The Ninth Circuit reaffirmed a law that has been fundamental to criminal law for an entire generation of criminal attorneys: "No" means just that -- no. In its opinion, the circuit court vacated the trial court's ruling as being established on inadmissible evidence, and affirmed the lower appeal's court grant of habeas corpus.

This case underscores the limits of police custodial interrogations. The best tip for a would-be criminal about to be questioned by the police? Just say "no."

Miranda = "Something Real Quick"

Garcia, defendant, was brought into police custody after allegations surfaced that he had been engaging in lewd and lascivious acts with his step granddaughter when she was as young as six. Garcia was located by Child Protective Services and LEO and brought to the station for questioning. After some initial small talk, one of the police officers said that he wanted to read Garcia "something real quick" and recited Garcia his Miranda warnings.
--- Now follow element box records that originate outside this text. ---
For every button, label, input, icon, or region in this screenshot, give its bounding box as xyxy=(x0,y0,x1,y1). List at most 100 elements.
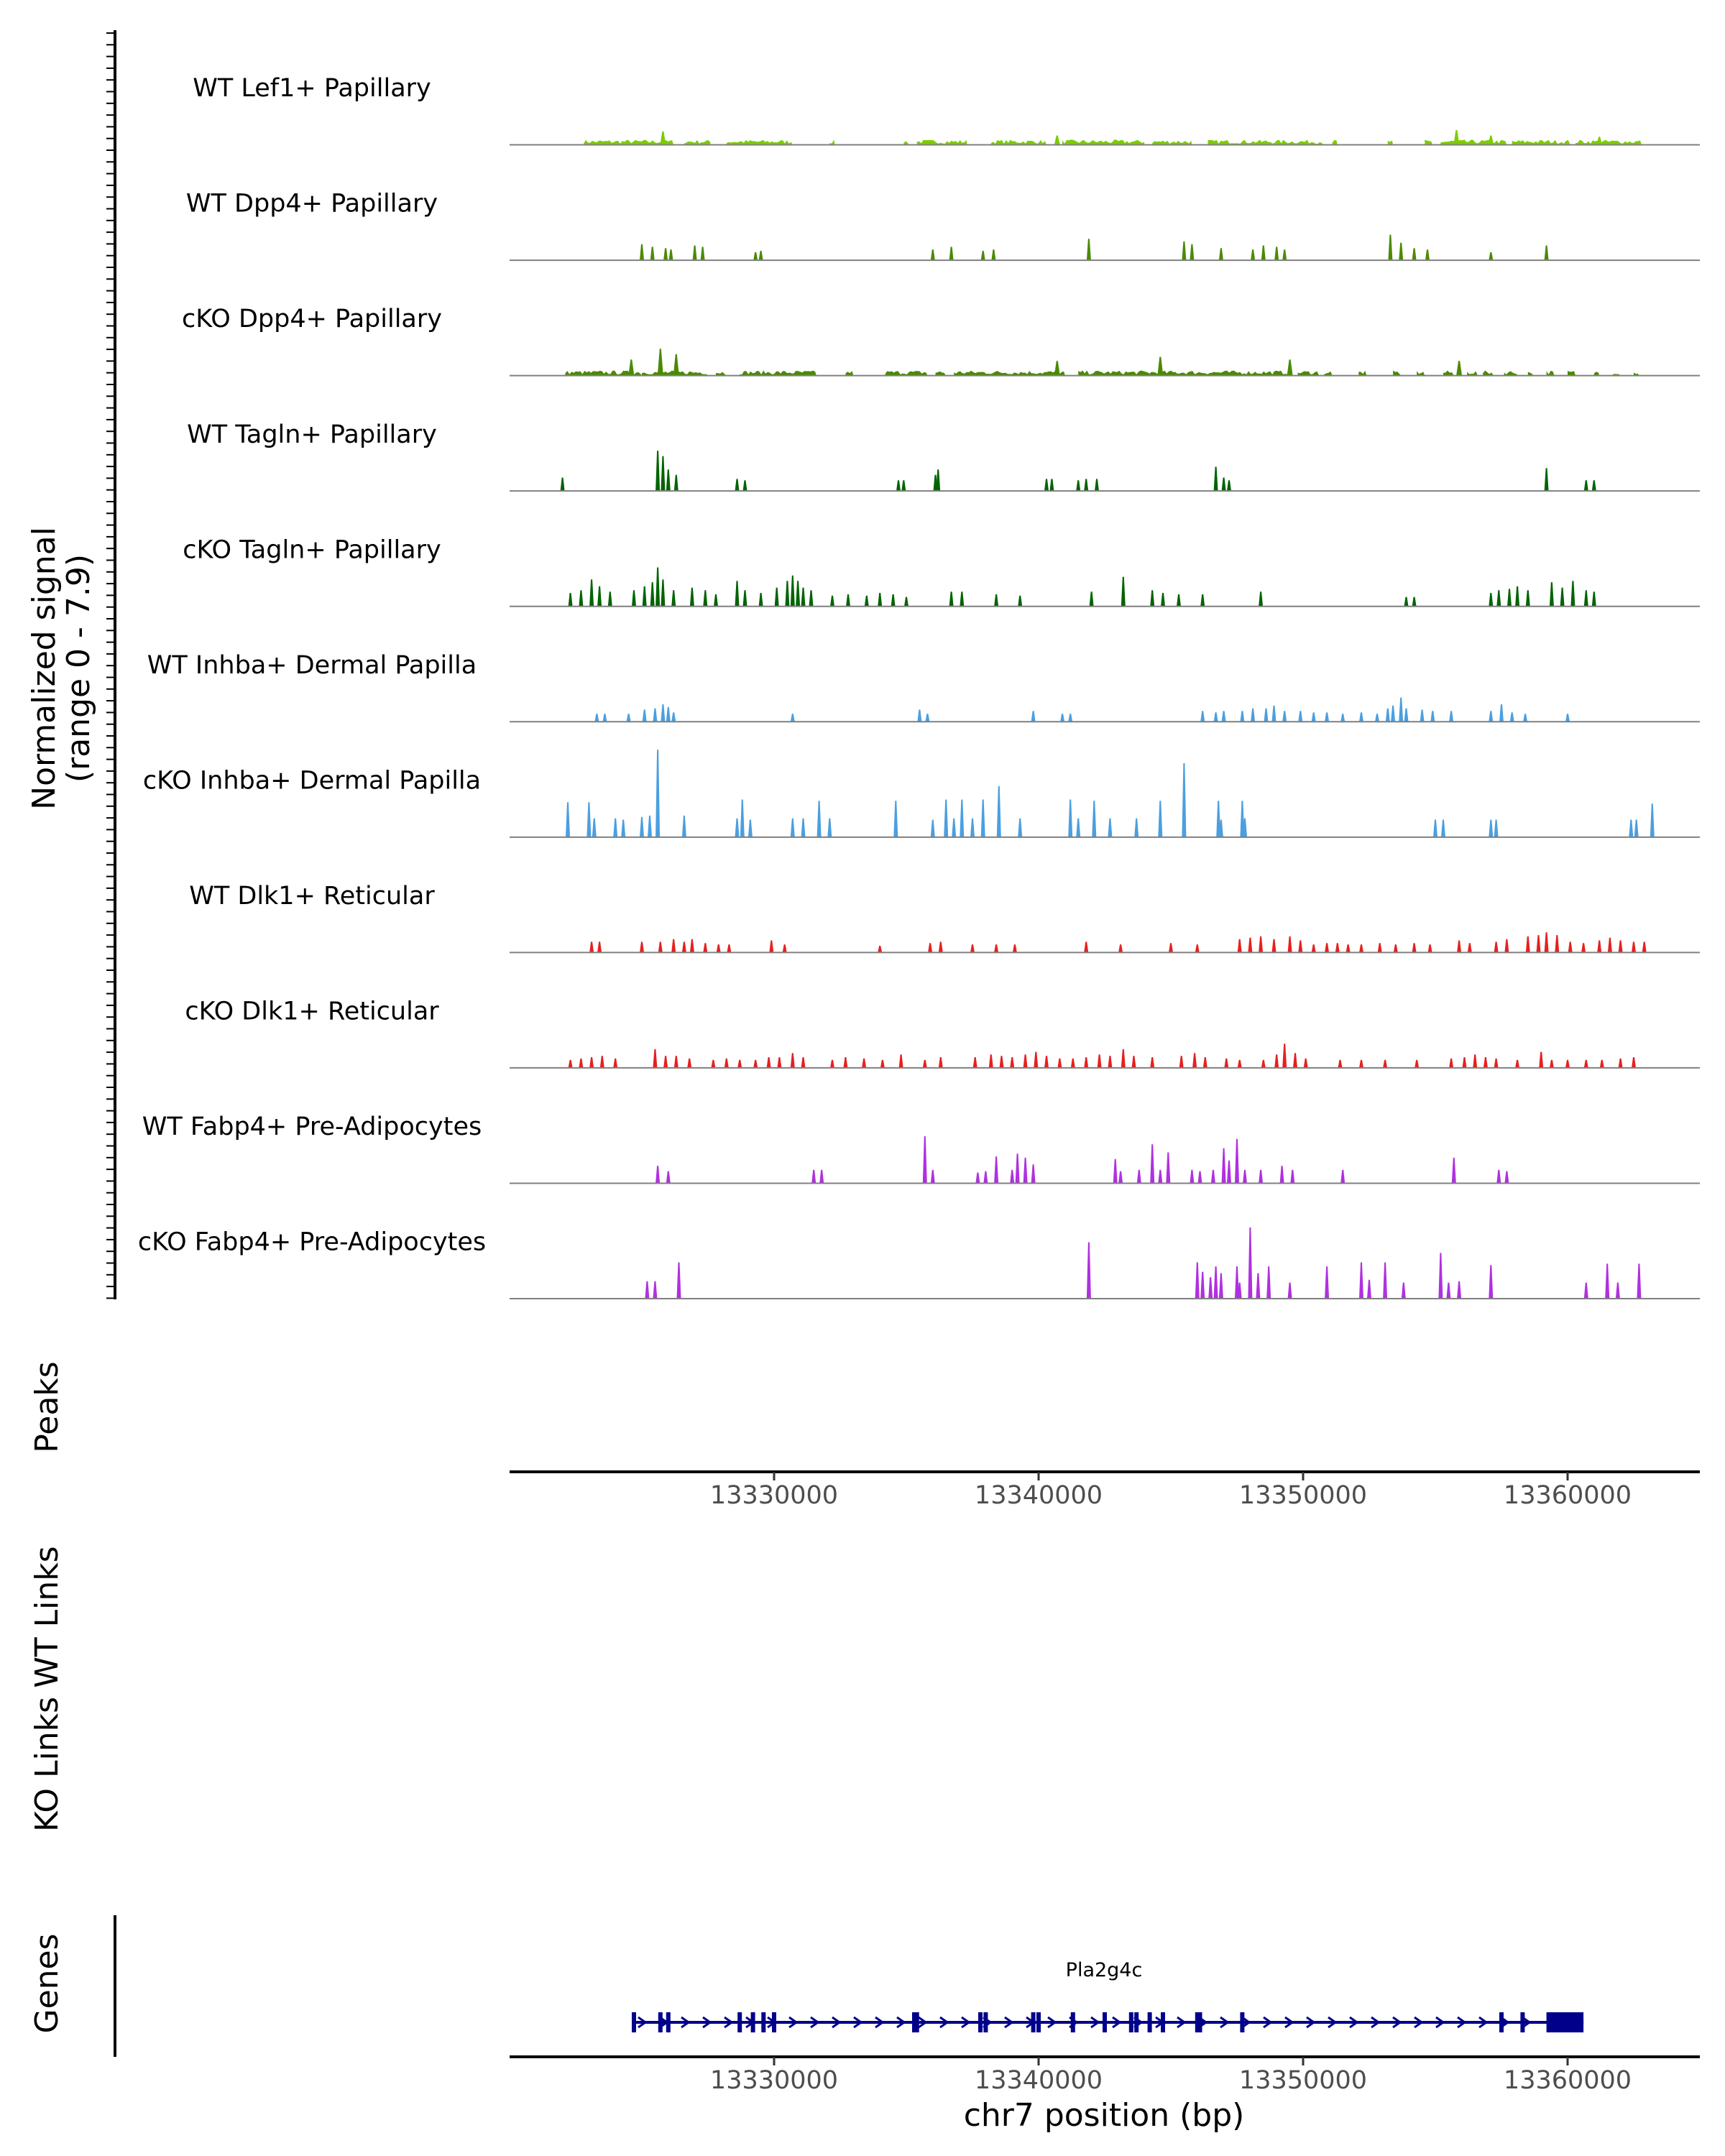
coverage-peak xyxy=(1224,1058,1229,1068)
track-label: cKO Fabp4+ Pre-Adipocytes xyxy=(138,1228,486,1257)
x-tick-label: 13330000 xyxy=(710,2066,838,2095)
coverage-peak xyxy=(1583,1282,1588,1299)
coverage-peak xyxy=(1095,479,1099,492)
coverage-track xyxy=(510,1136,1700,1184)
coverage-peak xyxy=(1441,819,1445,837)
coverage-peak xyxy=(1404,708,1409,722)
coverage-peak xyxy=(1377,943,1382,953)
x-tick-label: 13360000 xyxy=(1504,2066,1632,2095)
track-label: WT Dpp4+ Papillary xyxy=(186,190,438,218)
coverage-peak xyxy=(1456,361,1463,376)
coverage-peak xyxy=(1298,711,1303,722)
coverage-peak xyxy=(999,1056,1004,1068)
coverage-peak xyxy=(1446,1282,1451,1299)
coverage-peak xyxy=(657,349,663,376)
coverage-peak xyxy=(737,1059,742,1068)
coverage-peak xyxy=(930,819,935,837)
coverage-peak xyxy=(689,587,694,607)
coverage-peak xyxy=(1340,1169,1346,1184)
coverage-peak xyxy=(1287,936,1292,953)
coverage-peak xyxy=(766,1057,771,1068)
coverage-peak xyxy=(1287,359,1293,376)
coverage-peak xyxy=(711,1059,716,1068)
coverage-peak xyxy=(607,591,612,607)
strand-arrow xyxy=(1263,2016,1273,2029)
x-tick-label: 13330000 xyxy=(710,1481,838,1510)
gene-exon xyxy=(1128,2012,1133,2032)
coverage-peak xyxy=(1338,1059,1343,1068)
coverage-peak xyxy=(692,245,697,261)
strand-arrow xyxy=(1457,2016,1467,2029)
coverage-peak xyxy=(1237,1059,1242,1068)
coverage-peak xyxy=(1150,590,1155,607)
coverage-segment xyxy=(829,139,835,145)
coverage-peak xyxy=(1504,1171,1509,1184)
coverage-peak xyxy=(1650,803,1655,837)
coverage-peak xyxy=(1489,593,1494,607)
coverage-peak xyxy=(656,451,661,492)
coverage-peak xyxy=(1208,1277,1213,1299)
coverage-peak xyxy=(952,818,957,837)
coverage-peak xyxy=(1449,1058,1454,1068)
coverage-peak xyxy=(1634,819,1639,837)
coverage-peak xyxy=(613,818,618,837)
coverage-peak xyxy=(589,579,594,607)
coverage-segment xyxy=(1576,139,1642,145)
coverage-peak xyxy=(1259,936,1264,953)
coverage-segment xyxy=(903,141,909,145)
coverage-peak xyxy=(642,586,647,607)
coverage-segment xyxy=(1504,371,1518,376)
coverage-peak xyxy=(671,939,676,953)
coverage-peak xyxy=(796,581,801,607)
coverage-peak xyxy=(1279,1166,1284,1184)
coverage-peak xyxy=(1449,711,1454,722)
coverage-peak xyxy=(922,1059,927,1068)
coverage-peak xyxy=(1632,941,1636,953)
empty-track-label: KO Links xyxy=(29,1697,65,1832)
coverage-peak xyxy=(1489,1265,1494,1299)
coverage-peak xyxy=(1012,944,1017,953)
gene-exon xyxy=(912,2012,916,2032)
coverage-segment xyxy=(1527,372,1534,376)
coverage-peak xyxy=(1134,818,1139,837)
coverage-peak xyxy=(960,799,965,837)
gene-exon xyxy=(1195,2012,1200,2032)
x-tick-label: 13340000 xyxy=(975,2066,1103,2095)
coverage-peak xyxy=(994,1156,999,1184)
coverage-peak xyxy=(1049,479,1054,492)
coverage-peak xyxy=(1259,1169,1264,1184)
gene-exon xyxy=(750,2012,755,2032)
coverage-peak xyxy=(1150,1144,1155,1184)
coverage-segment xyxy=(1324,371,1333,376)
coverage-peak xyxy=(1591,480,1596,492)
coverage-peak xyxy=(970,944,975,953)
coverage-peak xyxy=(930,1169,935,1184)
coverage-peak xyxy=(1108,1056,1113,1068)
coverage-peak xyxy=(1136,1169,1141,1184)
coverage-peak xyxy=(1489,711,1494,722)
coverage-peak xyxy=(1391,705,1396,722)
track-label: cKO Inhba+ Dermal Papilla xyxy=(143,766,481,795)
coverage-peak xyxy=(656,750,661,837)
coverage-peak xyxy=(936,469,941,492)
track-label: WT Dlk1+ Reticular xyxy=(189,882,435,911)
coverage-peak xyxy=(663,248,668,261)
coverage-peak xyxy=(949,591,954,607)
coverage-track xyxy=(510,349,1700,377)
coverage-peak xyxy=(645,1281,650,1299)
coverage-peak xyxy=(1335,943,1340,953)
coverage-peak xyxy=(830,595,834,607)
coverage-track xyxy=(510,1044,1700,1069)
y-axis-range-label: (range 0 - 7.9) xyxy=(60,554,97,783)
strand-arrow xyxy=(1371,2016,1381,2029)
gene-exon xyxy=(1147,2012,1152,2032)
coverage-peak xyxy=(597,586,602,607)
coverage-peak xyxy=(1200,1271,1205,1299)
coverage-peak xyxy=(1393,944,1398,953)
coverage-peak xyxy=(1489,819,1494,837)
coverage-peak xyxy=(1158,1169,1163,1184)
coverage-peak xyxy=(960,591,965,607)
coverage-peak xyxy=(1190,1169,1195,1184)
coverage-peak xyxy=(994,594,999,607)
gene-exon xyxy=(1036,2012,1041,2032)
Garcia indicated that he understood them. When LEO asked him if he wanted to talk, Garcia simply said "No."

Law enforcement continued their questions. Garcia hemmed and hawed and asked why he had been brought in. When informed that he was brought in on child molestation charges, he eventually incriminated himself by authoring an apology letter to the victim and a three-hour recorded confession.
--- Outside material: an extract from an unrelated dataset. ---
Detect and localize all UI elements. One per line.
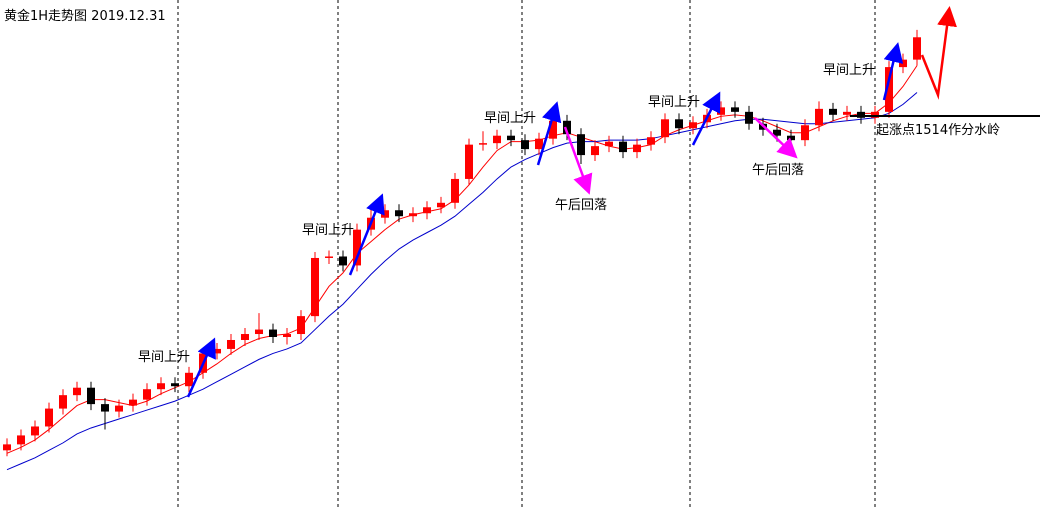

Laying the Procedural Groundwork

The trial court, over Garcia's objection, allowed a three-and-a-half hour confession into the body of evidence. He was convicted. The California Appeals Court determined that Garcia's "no" was actually ambiguous in the light of Garcia's previous answers and that even if there was a violation of Miranda (fruit of poisonous tree), the eventual confession purged any previous taint.

Circuit: What's the Issue? No Means No.

Not so, the Ninth Circuit Court said. Clearly established SCOTUS law clearly prohibits the inclusion of all the evidence gathered against Garcia after he said "No." A reasonably objective jury would find that "no" means no, thus triggering Miranda protections. The circuit court found that the California Appeals Court erred in determining that the trial court inclusion was harmless error.

The Supreme Court, the Circuit Court said, has made it consistently clear that when a suspect has simply and unequivocally made it clear that he does not wish questioning to continue, the police must stop. Under these facts, Garcia invoked his right to be silent in the simplest, most effective way possible: he said "No." Thus, it was proper that the circuit court ordered that the lower court release Garcia from custody (under Habeas Corpus), or grant him a new trial consistent with SCOTUS opinion.